A warning ahead for Black workers despite overall drop in unemployment
African Americans might not reap the benefits from the good news about the economy
The coronavirus pandemic had a chilling impact on the American economy as entire industries were shuttered to stop the spread of infection and the Black community is bearing the brunt.
It had an even more devastating financial impact on African Americans who are disproportionally represented in the service and gig industries and as essential workers who can’t work from home.
According to CNBC, although Black unemployment in April only increased less than a percentage point, the road ahead may be challenging. The CARES Act, which added $600 in federal money to state unemployment checks, calls for an end to those additional funds as of July 31.

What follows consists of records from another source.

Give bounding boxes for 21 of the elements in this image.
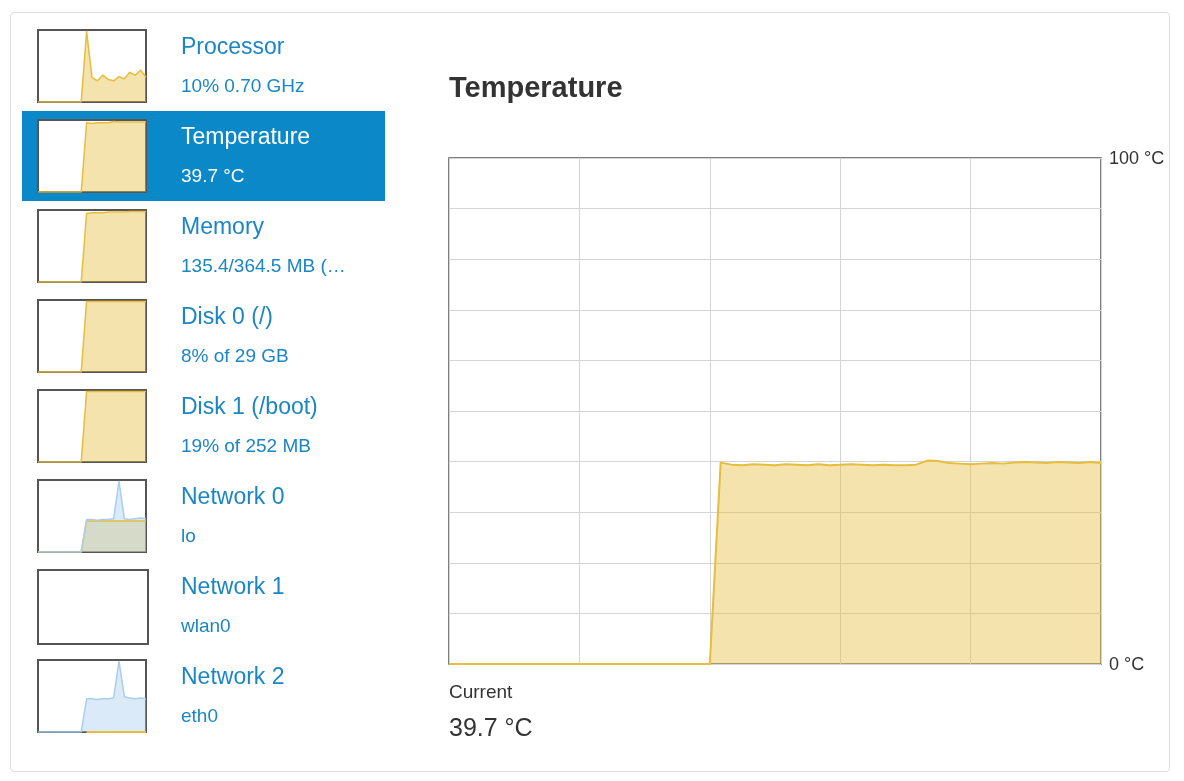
text: Network 1: [181, 573, 285, 600]
text: 135.4/364.5 MB (…: [181, 255, 346, 277]
text: 39.7 °C: [449, 713, 533, 742]
text: Disk 0 (/): [181, 303, 273, 330]
y-tick-label: 100 °C: [1109, 148, 1165, 168]
text: 19% of 252 MB: [181, 435, 311, 457]
text: eth0: [181, 705, 218, 727]
y-tick-label: 0 °C: [1109, 654, 1145, 674]
text: 39.7 °C: [181, 165, 245, 187]
text: lo: [181, 525, 196, 547]
text: Processor: [181, 33, 285, 60]
text: Disk 1 (/boot): [181, 393, 318, 420]
text: Network 0: [181, 483, 285, 510]
text: 8% of 29 GB: [181, 345, 289, 367]
text: wlan0: [181, 615, 231, 637]
chart-title: Temperature: [449, 71, 623, 104]
text: Memory: [181, 213, 265, 240]
text: Network 2: [181, 663, 285, 690]
text: Temperature: [181, 123, 311, 150]
text: Current: [449, 681, 513, 703]
text: 10% 0.70 GHz: [181, 75, 305, 97]
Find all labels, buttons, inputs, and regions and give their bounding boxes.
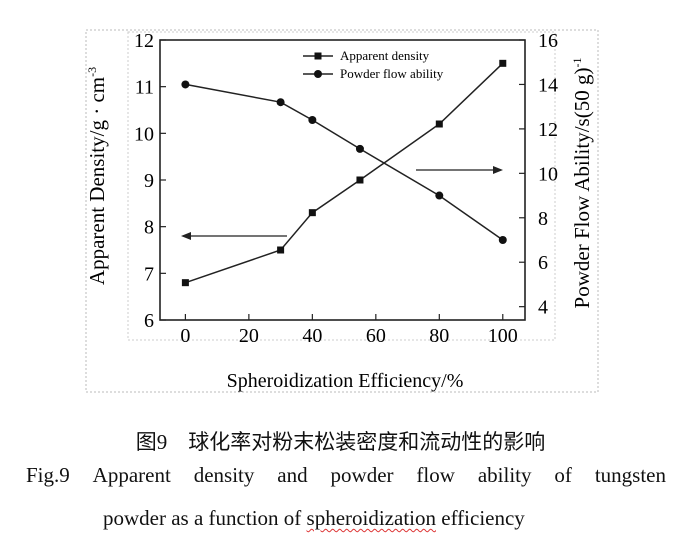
- x-title: Spheroidization Efficiency/%: [227, 370, 464, 392]
- series-line-0: [185, 62, 504, 284]
- y-left-tick-label: 9: [144, 170, 154, 192]
- y-right-tick-label: 14: [538, 74, 558, 96]
- density-point: [356, 176, 364, 184]
- x-tick-label: 80: [429, 325, 449, 347]
- flow-point: [498, 236, 507, 244]
- y-left-tick-label: 8: [144, 217, 154, 239]
- caption-word: Fig.9: [26, 463, 70, 487]
- x-tick-label: 0: [180, 325, 190, 347]
- plot-area: [159, 39, 526, 321]
- density-point: [435, 120, 443, 128]
- caption-word: powder: [330, 463, 394, 487]
- series-line-1: [185, 83, 504, 241]
- flow-point: [308, 116, 317, 124]
- y-left-tick-label: 10: [134, 123, 154, 145]
- left-axis: 6 7 8 9 10 11 12: [134, 30, 166, 332]
- caption-word: flow: [416, 463, 455, 487]
- caption-word: density: [193, 463, 255, 487]
- caption-line2-start: powder as a function of: [103, 506, 307, 530]
- y-right-tick-label: 8: [538, 208, 548, 230]
- legend-circle-marker: [314, 70, 322, 78]
- figure-frame: [85, 29, 599, 393]
- density-point: [277, 246, 285, 254]
- y-left-tick-label: 7: [144, 263, 154, 285]
- caption-word: Apparent: [92, 463, 171, 487]
- legend-label-flow: Powder flow ability: [340, 66, 444, 81]
- legend-label-density: Apparent density: [340, 48, 430, 63]
- caption-word: ability: [477, 463, 532, 487]
- x-axis: 0 20 40 60 80 100: [180, 314, 518, 347]
- right-axis: 4 6 8 10 12 14 16: [519, 30, 558, 319]
- caption-line2-keyword: spheroidization: [306, 506, 436, 530]
- y-left-tick-label: 6: [144, 310, 154, 332]
- density-point: [499, 59, 507, 67]
- flow-point: [181, 80, 190, 89]
- legend-square-marker: [314, 52, 322, 60]
- density-point: [308, 209, 316, 217]
- caption-word: of: [554, 463, 572, 487]
- flow-point: [435, 191, 444, 200]
- x-tick-label: 20: [239, 325, 259, 347]
- chart-area: 6 7 8 9 10 11 12 4 6 8 10 12 14 16 0 20 40 60 80 100 Appa…: [85, 29, 599, 393]
- y-left-title: Apparent Density/g · cm-3: [85, 67, 109, 285]
- inner-frame: [127, 31, 556, 341]
- y-right-tick-label: 4: [538, 297, 548, 319]
- x-tick-label: 100: [488, 325, 518, 347]
- y-right-tick-label: 10: [538, 163, 558, 185]
- caption-english-line2: powder as a function of spheroidization …: [103, 506, 663, 531]
- y-right-tick-label: 6: [538, 252, 548, 274]
- caption-line2-end: efficiency: [436, 506, 525, 530]
- y-left-tick-label: 12: [134, 30, 154, 52]
- y-right-tick-label: 16: [538, 30, 558, 52]
- legend: Apparent density Powder flow ability: [303, 48, 444, 81]
- arrow-right: [416, 166, 503, 174]
- caption-english-line1: Fig.9 Apparent density and powder flow ability…: [26, 463, 666, 488]
- y-right-tick-label: 12: [538, 119, 558, 141]
- caption-word: tungsten: [594, 463, 666, 487]
- caption-word: and: [277, 463, 308, 487]
- arrow-left: [181, 232, 287, 240]
- caption-chinese: 图9 球化率对粉末松装密度和流动性的影响: [135, 430, 546, 454]
- x-tick-label: 40: [302, 325, 322, 347]
- flow-point: [355, 144, 364, 153]
- series-layer: [181, 59, 507, 287]
- y-right-title: Powder Flow Ability/s(50 g)-1: [570, 58, 594, 309]
- flow-point: [276, 98, 285, 107]
- y-left-tick-label: 11: [135, 77, 154, 99]
- x-tick-label: 60: [366, 325, 386, 347]
- density-point: [181, 279, 189, 287]
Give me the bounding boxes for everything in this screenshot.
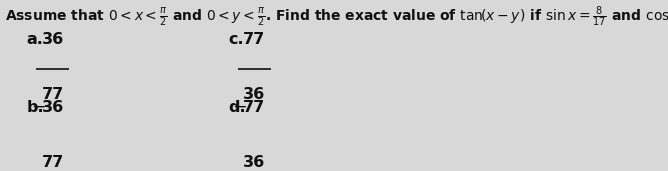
Text: 36: 36 xyxy=(243,155,265,170)
Text: 36: 36 xyxy=(41,31,64,47)
Text: 77: 77 xyxy=(243,31,265,47)
Text: 77: 77 xyxy=(41,87,64,102)
Text: 77: 77 xyxy=(243,100,265,115)
Text: a.: a. xyxy=(27,31,43,47)
Text: 36: 36 xyxy=(243,87,265,102)
Text: 36: 36 xyxy=(41,100,64,115)
Text: d.: d. xyxy=(228,100,246,115)
Text: c.: c. xyxy=(228,31,244,47)
Text: 77: 77 xyxy=(41,155,64,170)
Text: $-$: $-$ xyxy=(232,97,247,115)
Text: $-$: $-$ xyxy=(31,97,45,115)
Text: b.: b. xyxy=(27,100,44,115)
Text: Assume that $0 < x < \frac{\pi}{2}$ and $0 < y < \frac{\pi}{2}$. Find the exact : Assume that $0 < x < \frac{\pi}{2}$ and … xyxy=(5,5,668,29)
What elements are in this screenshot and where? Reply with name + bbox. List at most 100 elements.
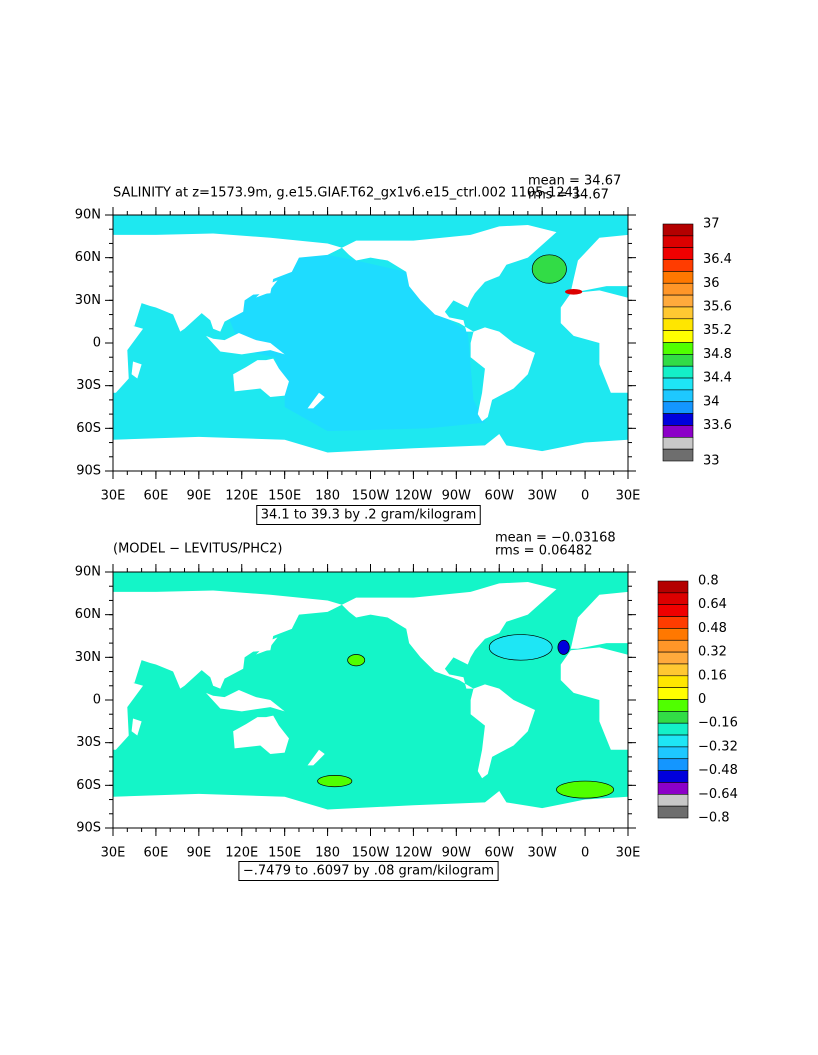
salinity-patch — [565, 288, 583, 295]
colorbar-box — [657, 746, 689, 760]
anomaly-patch — [557, 639, 570, 655]
colorbar-label: 0.64 — [698, 597, 727, 612]
y-tick-label: 60N — [75, 250, 101, 265]
contour-info-box — [238, 861, 499, 881]
colorbar-box — [657, 628, 689, 641]
colorbar-box — [657, 639, 689, 653]
x-tick-label: 30E — [616, 846, 641, 861]
colorbar-box — [657, 793, 689, 807]
x-tick-label: 30E — [101, 489, 126, 504]
x-tick-label: 90E — [186, 846, 211, 861]
x-tick-label: 30W — [527, 489, 557, 504]
colorbar-box — [662, 401, 694, 414]
map-geometry — [46, 582, 658, 828]
y-tick-label: 90N — [75, 208, 101, 223]
y-tick-label: 30S — [76, 735, 101, 750]
x-tick-label: 150W — [352, 846, 390, 861]
contour-info: 34.1 to 39.3 by .2 gram/kilogram — [261, 508, 477, 523]
y-tick-label: 30S — [76, 378, 101, 393]
rms-label: rms = 0.06482 — [495, 544, 592, 559]
x-tick-label: 180 — [315, 489, 340, 504]
colorbar-box — [657, 675, 689, 688]
colorbar-label: 33 — [703, 454, 720, 469]
colorbar-box — [657, 699, 689, 712]
x-tick-label: 60W — [485, 489, 515, 504]
map-title: (MODEL − LEVITUS/PHC2) — [113, 542, 282, 557]
x-tick-label: 0 — [581, 846, 589, 861]
x-tick-label: 30E — [616, 489, 641, 504]
x-tick-label: 120E — [225, 489, 258, 504]
anomaly-patch — [556, 780, 615, 799]
colorbar-label: 33.6 — [703, 418, 732, 433]
x-tick-label: 60W — [485, 846, 515, 861]
colorbar-box — [662, 342, 694, 355]
y-tick-label: 60N — [75, 607, 101, 622]
colorbar-box — [662, 448, 694, 462]
colorbar-label: −0.48 — [698, 763, 738, 778]
x-tick-label: 90W — [442, 489, 472, 504]
x-tick-label: 30W — [527, 846, 557, 861]
contour-info-box — [256, 505, 481, 525]
y-tick-label: 0 — [93, 693, 101, 708]
x-tick-label: 90E — [186, 489, 211, 504]
colorbar-box — [657, 651, 689, 665]
colorbar-label: 0 — [698, 692, 706, 707]
colorbar-box — [657, 770, 689, 783]
y-tick-label: 30N — [75, 293, 101, 308]
colorbar-box — [662, 259, 694, 272]
colorbar-label: −0.64 — [698, 787, 738, 802]
x-tick-label: 0 — [581, 489, 589, 504]
x-tick-label: 120W — [395, 489, 433, 504]
colorbar-box — [657, 604, 689, 617]
mean-label: mean = 34.67 — [528, 174, 621, 189]
colorbar-box — [662, 271, 694, 284]
colorbar-label: 35.2 — [703, 323, 732, 338]
x-tick-label: 120W — [395, 846, 433, 861]
anomaly-patch — [347, 654, 366, 667]
x-tick-label: 150W — [352, 489, 390, 504]
colorbar-box — [662, 223, 694, 237]
colorbar-box — [662, 436, 694, 450]
colorbar-box — [662, 354, 694, 367]
salinity-patch — [531, 254, 567, 284]
colorbar-box — [662, 247, 694, 260]
colorbar-label: 34.8 — [703, 347, 732, 362]
map-geometry — [46, 225, 658, 471]
x-tick-label: 60E — [144, 489, 169, 504]
colorbar-label: −0.8 — [698, 811, 730, 826]
rms-label: rms = 34.67 — [528, 188, 609, 203]
colorbar-label: 0.8 — [698, 574, 719, 589]
colorbar-box — [657, 758, 689, 771]
colorbar-box — [662, 318, 694, 331]
anomaly-patch — [317, 775, 353, 788]
x-tick-label: 180 — [315, 846, 340, 861]
anomaly-patch — [488, 634, 553, 661]
map-title: SALINITY at z=1573.9m, g.e15.GIAF.T62_gx… — [113, 186, 581, 201]
y-tick-label: 90S — [76, 821, 101, 836]
colorbar-box — [657, 805, 689, 819]
colorbar-label: −0.16 — [698, 716, 738, 731]
contour-info: −.7479 to .6097 by .08 gram/kilogram — [243, 864, 494, 879]
colorbar-box — [662, 413, 694, 426]
colorbar-box — [662, 389, 694, 403]
x-tick-label: 150E — [268, 489, 301, 504]
colorbar-label: −0.32 — [698, 739, 738, 754]
panels: 30E 60E 90E 120E 150E 180 150W 120W 90W 60W 30W 0 30… — [46, 174, 738, 881]
colorbar-box — [662, 282, 694, 296]
colorbar-label: 37 — [703, 217, 720, 232]
colorbar-box — [662, 425, 694, 438]
map-panel: 30E 60E 90E 120E 150E 180 150W 120W 90W 60W 30W 0 30… — [46, 531, 738, 881]
x-tick-label: 60E — [144, 846, 169, 861]
colorbar-box — [662, 330, 694, 343]
colorbar-label: 36.4 — [703, 252, 732, 267]
colorbar-box — [662, 235, 694, 249]
colorbar-box — [662, 377, 694, 391]
colorbar-box — [657, 722, 689, 736]
y-tick-label: 90N — [75, 565, 101, 580]
colorbar-box — [657, 592, 689, 605]
map-panel: 30E 60E 90E 120E 150E 180 150W 120W 90W 60W 30W 0 30… — [46, 174, 732, 525]
colorbar-box — [657, 580, 689, 594]
colorbar-label: 36 — [703, 276, 720, 291]
colorbar-label: 0.48 — [698, 621, 727, 636]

It also extended benefits for the first time to independent/contract workers but those benefits will run out at the end of the year, without any additional measures from Congress.
In May, 2.5 million jobs were gained, which made financial markets happy as they were initially preparing for the loss of 8.3 million jobs. CNBC says that this is largely due to the state’s reopening plans and with it, rebounds in the travel and real estate sectors, among others.
“This jobs report is great news. It suggests people are getting their jobs back, but you still have a long way to go. You have tens of millions of Americans that are still unemployed,” Ed Keon, chief investment strategist at QMA told CNBC.
A broader picture of the unemployment rate includes the U-6 rate which incorporates the underemployed, including those in the gig economy (working for delivery services, ride-sharing or other independent jobs without benefits), those who have stopped looking for work and those who are unemployed in the traditional sense.
That rate, says Jared Bernstein, a senior fellow at the Center on Budget and Policy Priorities could more correctly be more than 30% for African Americans, he told CNBC.
“If you factor in all the things that you can explain using conventional economic tools — education, age, gender, experience — you will explain only a relatively small part of that difference,” said Bernstein, who worked with the Obama White House and is advising Joe Biden in his presidential campaign. “So you have to ask yourself what are you left with, and the answer is discrimination.”